Quem inventou o AMOR, doía-lhe apenas no desejo,
Até agora doía-me apenas o desejo, Como tudo o mais, mas noutra parte do corpo, por vezes doí-me a alma e o desejo no que digo e não chega nem a bom porto, nem a porto algum, de modo que me limitarei aqui ao desejo de falar comigo "patati-patata" , continuarei contudo a escrever como um diário intimo, (quem quiser que leia, agora ou em algum dia), ele é público e poderá servir de antídoto para outras dores doutras pessoas,em alguma parte do corpo, espero que passem estas minhas dores d'alma , pois que são tão intrínsecas, mas tão obstinadas, como as miragens,(só existem na minha febril imaginação).

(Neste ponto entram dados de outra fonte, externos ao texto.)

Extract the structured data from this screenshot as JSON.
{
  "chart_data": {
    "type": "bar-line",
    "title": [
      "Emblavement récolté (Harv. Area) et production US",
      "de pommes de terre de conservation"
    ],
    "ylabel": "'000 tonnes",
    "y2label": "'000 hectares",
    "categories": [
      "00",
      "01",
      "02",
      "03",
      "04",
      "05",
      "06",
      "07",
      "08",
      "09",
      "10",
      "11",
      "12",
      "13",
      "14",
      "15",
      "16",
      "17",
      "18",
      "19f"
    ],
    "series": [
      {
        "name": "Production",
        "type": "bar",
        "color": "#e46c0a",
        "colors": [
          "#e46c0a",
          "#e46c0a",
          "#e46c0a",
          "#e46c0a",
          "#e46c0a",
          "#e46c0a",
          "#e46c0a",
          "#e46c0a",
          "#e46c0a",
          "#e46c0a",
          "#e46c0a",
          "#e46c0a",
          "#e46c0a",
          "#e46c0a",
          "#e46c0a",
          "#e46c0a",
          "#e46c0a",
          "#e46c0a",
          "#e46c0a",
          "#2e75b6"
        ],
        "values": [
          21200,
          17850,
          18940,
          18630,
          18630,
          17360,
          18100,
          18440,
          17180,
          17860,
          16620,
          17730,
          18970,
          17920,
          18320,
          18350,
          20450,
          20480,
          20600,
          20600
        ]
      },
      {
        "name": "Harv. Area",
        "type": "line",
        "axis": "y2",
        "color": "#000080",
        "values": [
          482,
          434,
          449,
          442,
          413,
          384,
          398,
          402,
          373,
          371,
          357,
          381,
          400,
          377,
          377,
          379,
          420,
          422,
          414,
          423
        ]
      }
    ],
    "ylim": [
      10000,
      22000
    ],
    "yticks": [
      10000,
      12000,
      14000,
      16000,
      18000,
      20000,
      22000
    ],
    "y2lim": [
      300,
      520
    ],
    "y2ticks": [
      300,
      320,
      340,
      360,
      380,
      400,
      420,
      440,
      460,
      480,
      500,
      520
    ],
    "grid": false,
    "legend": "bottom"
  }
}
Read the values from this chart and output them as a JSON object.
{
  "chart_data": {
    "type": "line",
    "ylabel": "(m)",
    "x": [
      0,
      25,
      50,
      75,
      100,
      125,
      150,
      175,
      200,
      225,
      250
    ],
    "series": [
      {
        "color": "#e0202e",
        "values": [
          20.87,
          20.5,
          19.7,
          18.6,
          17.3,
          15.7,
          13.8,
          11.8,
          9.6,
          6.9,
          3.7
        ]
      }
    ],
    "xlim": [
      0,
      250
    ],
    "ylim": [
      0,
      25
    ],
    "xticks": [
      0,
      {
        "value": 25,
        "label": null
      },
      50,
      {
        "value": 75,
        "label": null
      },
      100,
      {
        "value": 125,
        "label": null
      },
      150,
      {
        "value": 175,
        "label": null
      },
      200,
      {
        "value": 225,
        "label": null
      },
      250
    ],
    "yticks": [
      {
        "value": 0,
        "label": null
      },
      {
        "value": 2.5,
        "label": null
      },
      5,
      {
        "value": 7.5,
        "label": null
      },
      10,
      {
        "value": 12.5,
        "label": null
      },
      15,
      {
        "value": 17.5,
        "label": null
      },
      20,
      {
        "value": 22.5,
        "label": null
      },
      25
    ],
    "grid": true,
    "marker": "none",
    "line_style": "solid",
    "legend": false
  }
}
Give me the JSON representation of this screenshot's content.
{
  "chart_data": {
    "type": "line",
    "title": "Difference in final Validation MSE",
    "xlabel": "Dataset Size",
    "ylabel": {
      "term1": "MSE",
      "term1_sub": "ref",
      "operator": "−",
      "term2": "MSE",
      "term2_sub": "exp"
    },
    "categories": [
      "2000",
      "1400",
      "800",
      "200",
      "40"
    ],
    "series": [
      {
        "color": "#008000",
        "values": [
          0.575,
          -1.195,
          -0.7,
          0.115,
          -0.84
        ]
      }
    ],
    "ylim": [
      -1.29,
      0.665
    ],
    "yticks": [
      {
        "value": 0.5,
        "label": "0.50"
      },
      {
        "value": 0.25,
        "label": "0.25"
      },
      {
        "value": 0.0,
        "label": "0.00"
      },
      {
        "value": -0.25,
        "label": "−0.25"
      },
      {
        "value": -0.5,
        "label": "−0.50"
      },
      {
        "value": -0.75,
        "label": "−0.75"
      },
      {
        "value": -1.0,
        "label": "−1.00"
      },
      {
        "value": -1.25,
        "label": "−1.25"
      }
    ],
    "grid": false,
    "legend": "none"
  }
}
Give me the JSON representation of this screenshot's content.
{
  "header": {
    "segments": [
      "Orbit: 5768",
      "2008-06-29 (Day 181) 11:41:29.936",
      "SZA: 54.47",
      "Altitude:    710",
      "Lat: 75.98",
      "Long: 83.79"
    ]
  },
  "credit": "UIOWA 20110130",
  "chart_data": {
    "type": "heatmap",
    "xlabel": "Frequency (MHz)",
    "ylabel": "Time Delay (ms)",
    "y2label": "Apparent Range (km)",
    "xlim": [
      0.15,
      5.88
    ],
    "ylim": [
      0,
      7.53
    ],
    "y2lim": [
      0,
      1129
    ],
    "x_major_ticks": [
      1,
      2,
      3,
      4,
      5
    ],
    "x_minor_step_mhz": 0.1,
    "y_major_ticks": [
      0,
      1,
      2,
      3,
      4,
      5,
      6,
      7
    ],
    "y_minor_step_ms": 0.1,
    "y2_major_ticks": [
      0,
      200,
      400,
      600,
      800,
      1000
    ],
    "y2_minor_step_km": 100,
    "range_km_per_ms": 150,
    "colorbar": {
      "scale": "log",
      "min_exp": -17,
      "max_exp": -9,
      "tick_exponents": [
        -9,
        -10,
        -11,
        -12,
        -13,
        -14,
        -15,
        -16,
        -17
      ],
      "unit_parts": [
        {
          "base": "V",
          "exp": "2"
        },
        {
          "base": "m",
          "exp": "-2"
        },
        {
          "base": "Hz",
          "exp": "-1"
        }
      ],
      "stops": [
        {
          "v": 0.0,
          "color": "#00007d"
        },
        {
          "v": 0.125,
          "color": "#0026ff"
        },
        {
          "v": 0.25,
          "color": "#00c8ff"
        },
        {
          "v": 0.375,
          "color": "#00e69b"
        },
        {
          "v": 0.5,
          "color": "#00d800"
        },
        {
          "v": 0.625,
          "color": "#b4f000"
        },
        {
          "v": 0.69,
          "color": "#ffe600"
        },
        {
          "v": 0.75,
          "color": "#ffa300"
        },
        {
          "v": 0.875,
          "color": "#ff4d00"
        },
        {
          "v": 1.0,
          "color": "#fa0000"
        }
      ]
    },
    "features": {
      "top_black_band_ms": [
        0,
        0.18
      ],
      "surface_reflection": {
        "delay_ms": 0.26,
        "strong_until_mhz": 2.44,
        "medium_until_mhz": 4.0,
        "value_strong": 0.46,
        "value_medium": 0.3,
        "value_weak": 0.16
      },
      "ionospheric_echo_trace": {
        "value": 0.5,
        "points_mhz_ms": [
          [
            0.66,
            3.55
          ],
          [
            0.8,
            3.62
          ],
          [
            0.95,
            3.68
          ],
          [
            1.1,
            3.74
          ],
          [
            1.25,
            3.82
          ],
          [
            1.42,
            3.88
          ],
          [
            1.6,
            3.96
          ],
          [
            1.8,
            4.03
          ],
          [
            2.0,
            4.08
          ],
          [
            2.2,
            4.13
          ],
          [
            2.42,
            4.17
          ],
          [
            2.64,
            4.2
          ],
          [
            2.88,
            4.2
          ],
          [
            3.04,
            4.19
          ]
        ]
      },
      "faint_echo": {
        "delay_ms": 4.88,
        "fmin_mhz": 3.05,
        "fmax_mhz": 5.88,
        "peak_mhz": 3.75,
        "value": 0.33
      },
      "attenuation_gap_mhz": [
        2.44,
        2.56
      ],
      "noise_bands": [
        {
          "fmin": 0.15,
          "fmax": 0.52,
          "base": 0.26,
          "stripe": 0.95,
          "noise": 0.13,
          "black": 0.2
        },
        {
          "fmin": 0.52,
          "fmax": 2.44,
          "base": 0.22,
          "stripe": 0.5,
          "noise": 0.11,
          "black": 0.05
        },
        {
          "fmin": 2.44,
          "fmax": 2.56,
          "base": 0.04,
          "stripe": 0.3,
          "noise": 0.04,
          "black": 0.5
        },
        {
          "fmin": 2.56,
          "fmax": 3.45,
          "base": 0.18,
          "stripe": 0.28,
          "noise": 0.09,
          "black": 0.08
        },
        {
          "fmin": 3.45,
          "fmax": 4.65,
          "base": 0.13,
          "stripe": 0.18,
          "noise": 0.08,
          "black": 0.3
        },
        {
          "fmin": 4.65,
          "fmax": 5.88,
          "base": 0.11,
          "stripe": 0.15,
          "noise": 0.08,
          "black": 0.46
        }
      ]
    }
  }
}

Sinto-me sazonalmente nu e cru, como um tronco sem folhas no inverno ou árvore d'folhas caducas e as palavras não cobrem a vergonha que sinto, por não me crescerem na parte cinzenta da casca, grossa e feia.
Desejava viver mas doía-me o desejo, agora dói-me a alma.
Não consigo viver escrevendo por menos, e menos ainda sei viver se não escrever diariamente pelo menos, mas é como respirar numa casa mortuária, penso que sou o único que aqui, ainda respira e, quando olho para o lado, estou só e numa enorme cripta com imensas arcas de zinco,agora me lembro porque tanto gostava de Franz Kafka, era dele este imaginário também e que eu devorava quando era criança,lembro-me da "Metamorfose" quando o insecto era cem vezes maior que o normal e o perseguia, ou do "Castelo" e a impossibilidade do "Agrimensor" subir até a porta da fortaleza. Eu,por meu lado acabo sem ter força para tentar "beijar"o "meu público",os púlpitos são muito altos para mim (sou de pouca estatura e menor estrutura descritiva) ou então, na plateia não entendem o meu "linguarejar",(nunca entenderão, todavia).
Portanto aqui estou no fundo desta sala cor-de-salmão, com espelhos, imitando "outros rostos" nos meus próprios repetidos e nos repetitivos gestos (de tesoura e outros), pensando que faço parte dessas mensagens ditas por "tais outros", umas já estafadas, d'outrora, outras inusitadas quando apenas uno as opostas pontas ou desarrumo as palavras que encontro perdidas ou dependuradas por aí, encontro nelas, outro sentido, menos nobre para a decoração existente no hall de entrada das casas.
Falava em miragens e encontro-me nos parados desertos horizontais sem ter, nem água, nem fontes, isentos de paisagens e dos verdes preciosos que preciso,todos os meus mais terríveis fantasmas ociosos de areia, me rodeiam, lembrando as danças com bruxas disformes e negras de Goya,nem sei porque me odeiam tanto elas, nem sei se é miragem esta sala, funda, perfumada e cor-de-salmão, funda, funda... e sem saída, que me abocanhou e engoliu inteiriço da manhã e até ao almoço.
(por isso vivo, abrigado, deste lado da terra e de uma face da vida de oculto insecto caseiro e de tempo indeterminado)
Dói-me no desejo...por obrigação de quem sonhou o amor.